Play and 1945 film directed by Henry Cass

29 Acacia Avenue (U.S. title: The Facts of Love) is a 1945 British comedy-drama film directed by Henry Cass and starring Gordon Harker, Betty Balfour and Jimmy Hanley. It was written by Muriel and Sydney Box based on the 1944 play by Denis and Mabel Constanduros.

== Plot ==
Peter Robinson falls in love with the naïve country girl Fay and the worldly, wealthy and already-married Joan, and lives with them both (and Joan's husband) at his parents' house. However, one day Peter's parents unexpectedly return from holiday, and all hell breaks loose.

==Cast==
- Gordon Harker as Mr. Robinson
- Betty Balfour as Mrs. Robinson
- Jimmy Hanley as Peter Robinson
- Carla Lehmann as Fay
- Hubert Gregg as Michael
- Jill Evans as Joan
- Henry Kendall as Mr. Wilson
- Dinah Sheridan as Pepper
- Megs Jenkins as Shirley
- Noele Gordon as Mrs. Wilson
- Guy Middleton as Gerald
- Aubrey Mallalieu as Martin

==Critical reception==
The Monthly Film Bulletin wrote: "Chief achievement of this film is its atmosphere of suburbia. In construction and treatment the technique is more of stage than of screen. That is true of the direction and photography, which are both otherwise competent. It is also true of the dialogue, which has a recognizable Constanduros flavour. And it is true of the acting. Harker and Betty Balfour, as Mr and Mrs. Robinson, and Jimmy Hanley, as their son, give the most satisfying of these performances. With better handling we may expect much more from young Jill Evans (Joan). Most audiences will be surprised by the uninhibited suggestions of sex; for, however true to life they may or may not be, they would certainly not have passed the Hayes office."

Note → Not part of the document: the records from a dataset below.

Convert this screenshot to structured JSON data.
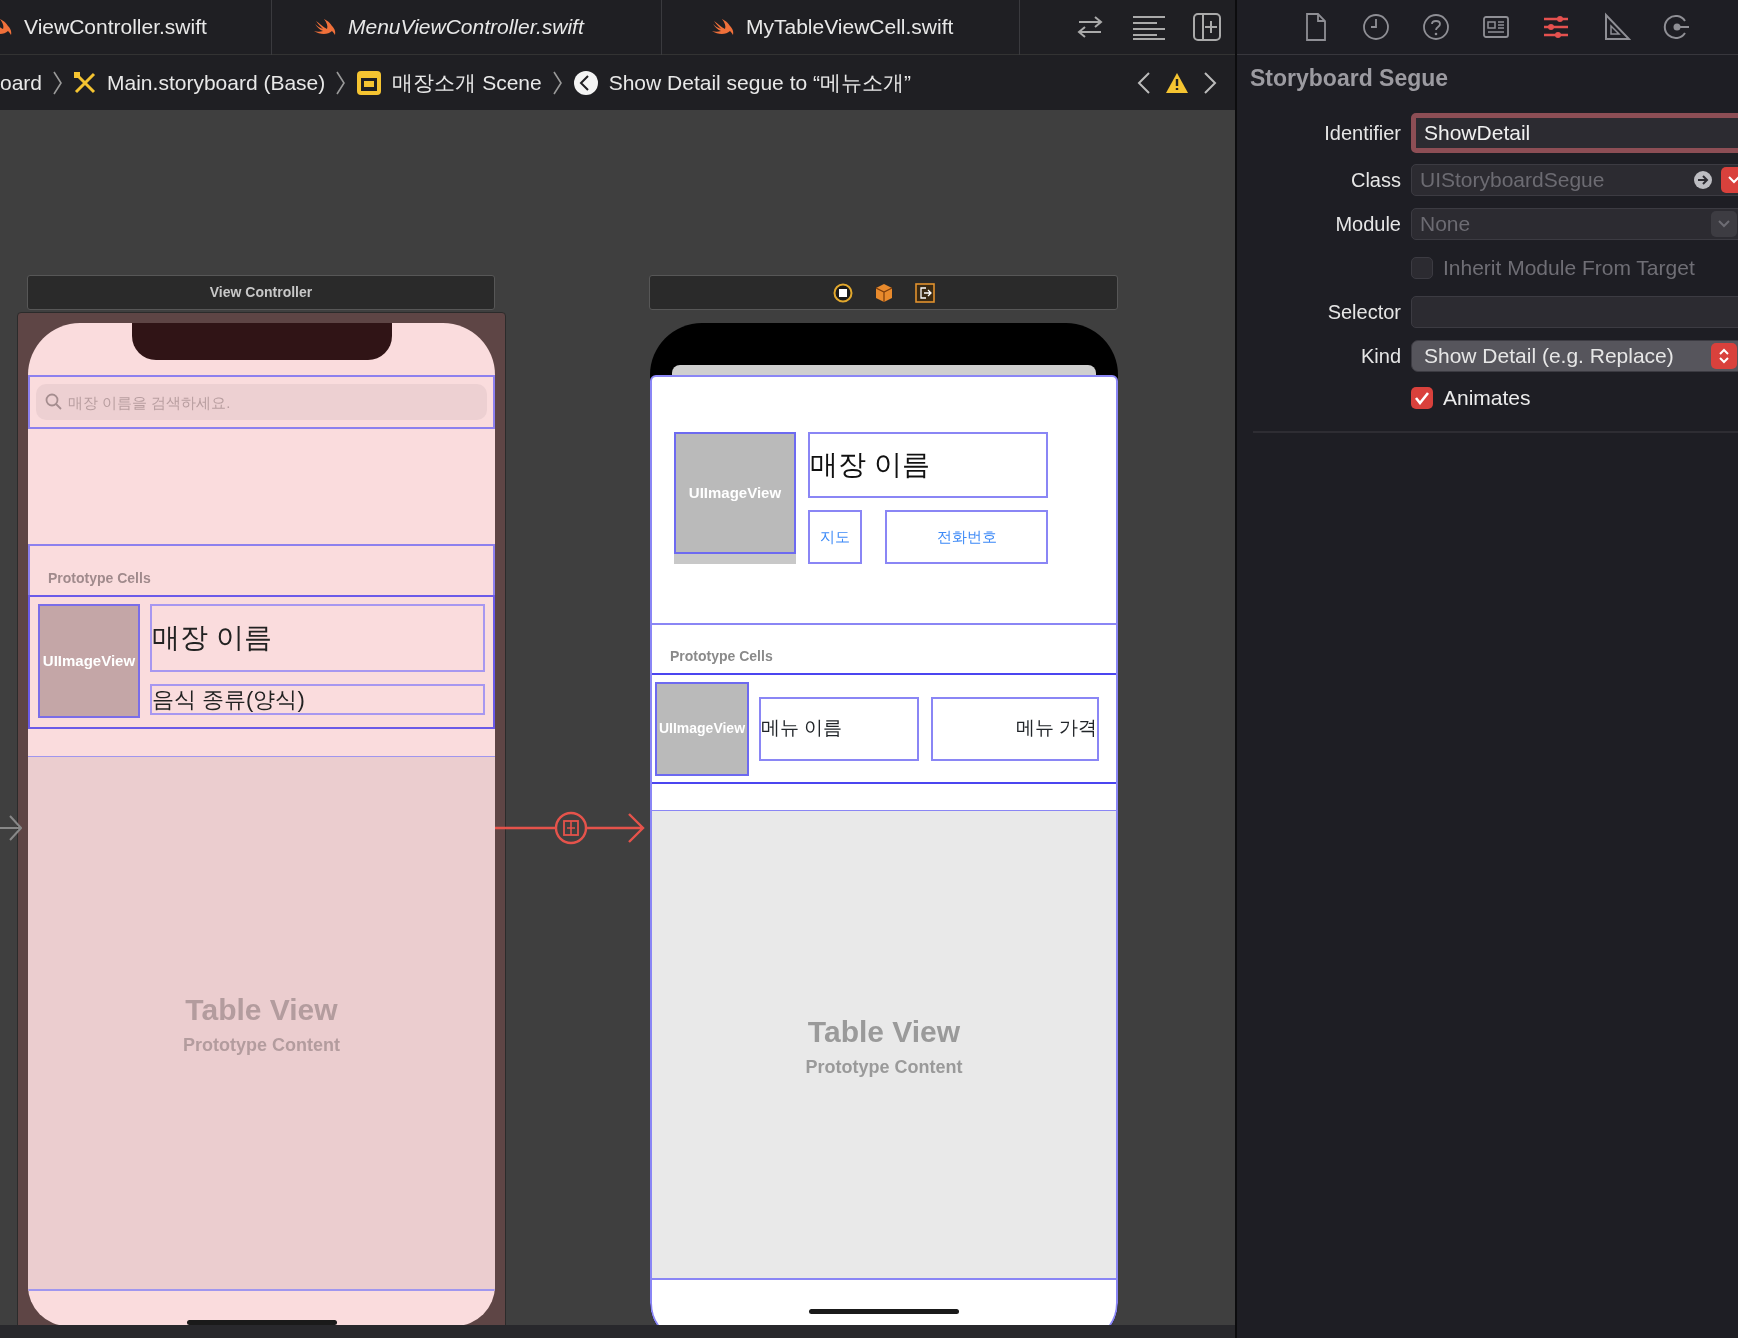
{
  "editor_tabs": [
    {
      "label": "ViewController.swift",
      "preview": false
    },
    {
      "label": "MenuViewController.swift",
      "preview": true
    },
    {
      "label": "MyTableViewCell.swift",
      "preview": false
    }
  ],
  "breadcrumb": [
    {
      "label": "oard",
      "kind": "text"
    },
    {
      "label": "Main.storyboard (Base)",
      "kind": "storyboard"
    },
    {
      "label": "매장소개 Scene",
      "kind": "scene"
    },
    {
      "label": "Show Detail segue to “메뉴소개”",
      "kind": "segue"
    }
  ],
  "scenes": [
    {
      "title": "View Controller",
      "search_placeholder": "매장 이름을 검색하세요.",
      "section_header": "Prototype Cells",
      "cell": {
        "image": "UIImageView",
        "name": "매장 이름",
        "category": "음식 종류(양식)"
      },
      "table_title": "Table View",
      "table_subtitle": "Prototype Content"
    },
    {
      "header": {
        "image": "UIImageView",
        "name": "매장 이름",
        "buttons": [
          "지도",
          "전화번호"
        ]
      },
      "section_header": "Prototype Cells",
      "cell": {
        "image": "UIImageView",
        "name": "메뉴 이름",
        "price": "메뉴 가격"
      },
      "table_title": "Table View",
      "table_subtitle": "Prototype Content"
    }
  ],
  "inspector_tabs": [
    {
      "selected": false
    },
    {
      "selected": false
    },
    {
      "selected": false
    },
    {
      "selected": false
    },
    {
      "selected": true
    },
    {
      "selected": false
    },
    {
      "selected": false
    }
  ],
  "inspector": {
    "title": "Storyboard Segue",
    "identifier": {
      "label": "Identifier",
      "value": "ShowDetail",
      "focused": true
    },
    "class": {
      "label": "Class",
      "placeholder": "UIStoryboardSegue"
    },
    "module": {
      "label": "Module",
      "placeholder": "None"
    },
    "inherit_module": {
      "label": "Inherit Module From Target",
      "checked": false,
      "disabled": true
    },
    "selector": {
      "label": "Selector"
    },
    "kind": {
      "label": "Kind",
      "value": "Show Detail (e.g. Replace)"
    },
    "animates": {
      "label": "Animates",
      "checked": true
    }
  }
}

Kine Weekly wrote: "There is some wit and no little truth in the hectic happenings, but nevertheless there are times when the frankness of its situations and dialogue is a trifle embarrassing. Although of the family, it is definitely not for the family. All the same, it should tickle industrial audiences. Its title and star values are, of course, good. Potential turn-up for the stout-hearted and broad-minded 'populars'."

Sky Movies called the film "one wartime West End success that didn't transfer too well to screen, ending up embarrassingly stagey."

The Radio Times thought that although the film "fails to fully disguise its theatrical origins...it nevertheless makes for pleasant period entertainment, with particularly likeable performances from British veterans Gordon Harker and Betty Balfour as the parents."